Speaking of cost, this chart might tell you something in your application is spiking…
…but it doesn’t really give you the insight to identify whether this is bad or simply inconvenient.
Network observability is having the means to understand which internal network(s) that traffic is coming from, and whether any (or all) of it is headed outbound, not to mention its final destination.
Because in the image above, all of that traffic is costing you money!
As much as we throw around the term “cloud native,” the vast majority of us work in environments that are decidedly hybrid: a mixture of on-prem, colo, cloud (and, in many cases, multiple cloud providers).
Network observability is also the ability to show traffic in motion.
So we can see how and when it’s getting from point A to B to Q to Z.
“The internet” itself is a “multipath” environment. This means that the packets of a single transaction can each take decidedly different routes to the same destination.
Network observability includes being able to see each stop (or “hop”) along that multipath journey, for each packet, as well as the latency between those hops. This helps you identify why application response may be inconsistently sluggish.
Moreover, network observability is the ability to see that multipath experience from multiple points of origination. This allows you to understand not just a single user’s experience, but the experience of the entire base of users across the footprint of your organization.
Because the question we find ourselves asking isn’t normally “Why is my app slow?”, it’s “Why is my app slow from London, but not from Houston?”

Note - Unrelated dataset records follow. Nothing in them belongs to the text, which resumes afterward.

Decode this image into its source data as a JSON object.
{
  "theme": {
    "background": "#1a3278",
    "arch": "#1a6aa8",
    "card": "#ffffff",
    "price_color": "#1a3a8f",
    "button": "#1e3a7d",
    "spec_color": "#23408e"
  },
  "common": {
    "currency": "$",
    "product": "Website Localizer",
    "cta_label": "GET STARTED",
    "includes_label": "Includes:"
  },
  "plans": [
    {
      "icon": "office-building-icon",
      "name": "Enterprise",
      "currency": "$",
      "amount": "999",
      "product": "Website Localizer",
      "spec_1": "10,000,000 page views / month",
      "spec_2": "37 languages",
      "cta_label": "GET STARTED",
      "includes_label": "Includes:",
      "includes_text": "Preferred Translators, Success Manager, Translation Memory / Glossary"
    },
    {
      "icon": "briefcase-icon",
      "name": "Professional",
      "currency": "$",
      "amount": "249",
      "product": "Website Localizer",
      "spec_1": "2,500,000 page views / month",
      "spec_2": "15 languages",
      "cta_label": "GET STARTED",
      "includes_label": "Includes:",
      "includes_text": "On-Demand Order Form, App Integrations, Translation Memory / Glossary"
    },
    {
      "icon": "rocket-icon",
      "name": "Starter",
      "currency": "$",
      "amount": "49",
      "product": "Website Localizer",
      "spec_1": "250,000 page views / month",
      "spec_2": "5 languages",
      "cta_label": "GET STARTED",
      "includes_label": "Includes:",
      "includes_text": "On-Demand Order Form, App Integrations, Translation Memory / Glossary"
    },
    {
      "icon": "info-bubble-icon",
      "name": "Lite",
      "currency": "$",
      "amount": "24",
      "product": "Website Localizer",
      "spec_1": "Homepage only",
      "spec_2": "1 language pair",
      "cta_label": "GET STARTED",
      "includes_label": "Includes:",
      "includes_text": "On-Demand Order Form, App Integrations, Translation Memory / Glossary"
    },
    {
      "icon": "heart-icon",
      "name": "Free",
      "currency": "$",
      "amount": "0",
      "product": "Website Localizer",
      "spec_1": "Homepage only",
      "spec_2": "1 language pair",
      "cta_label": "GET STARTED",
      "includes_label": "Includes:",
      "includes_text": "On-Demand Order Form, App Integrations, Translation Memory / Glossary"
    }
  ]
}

Unless you’re a long-time network engineer, you’ve probably never heard about IX (internet exchange) points, so let me explain:
An IX is a physical facility that hosts routers belonging to multiple private sources – ISPs, content providers, telecom companies, and also private businesses (like yours, probably). By putting all those routers in one place and allowing them to interconnect, IXes facilitate the rapid exchange of data between disparate organizations. They effectively make the internet smaller and closer together.
Picking the right IX to help route traffic to/from key partner networks can make the difference between a smooth versus a sluggish experience for your users.
But honestly, how could anyone know what the “right” IX is? It would require hours of analysis of current traffic patterns, then comparing those to the types of traffic hosted by various IXes, and then trying to select the correct one.
And, to be fair, back in the day it did take hours, and was something nobody looked forward to doing.
But network observability also includes having that type of information – both the understanding of your network traffic and the traffic (and saturation) of open IX points – and being able to quickly select the best one for your needs.
The mostly unnecessary summary
Just as “observability” is more than just traces, network observability is more than metrics. It’s a unified collection of technologies and techniques, coupled with the ability to collect, normalize, and display all of that data in meaningful ways – effectively transforming data into information, which drives understanding and action.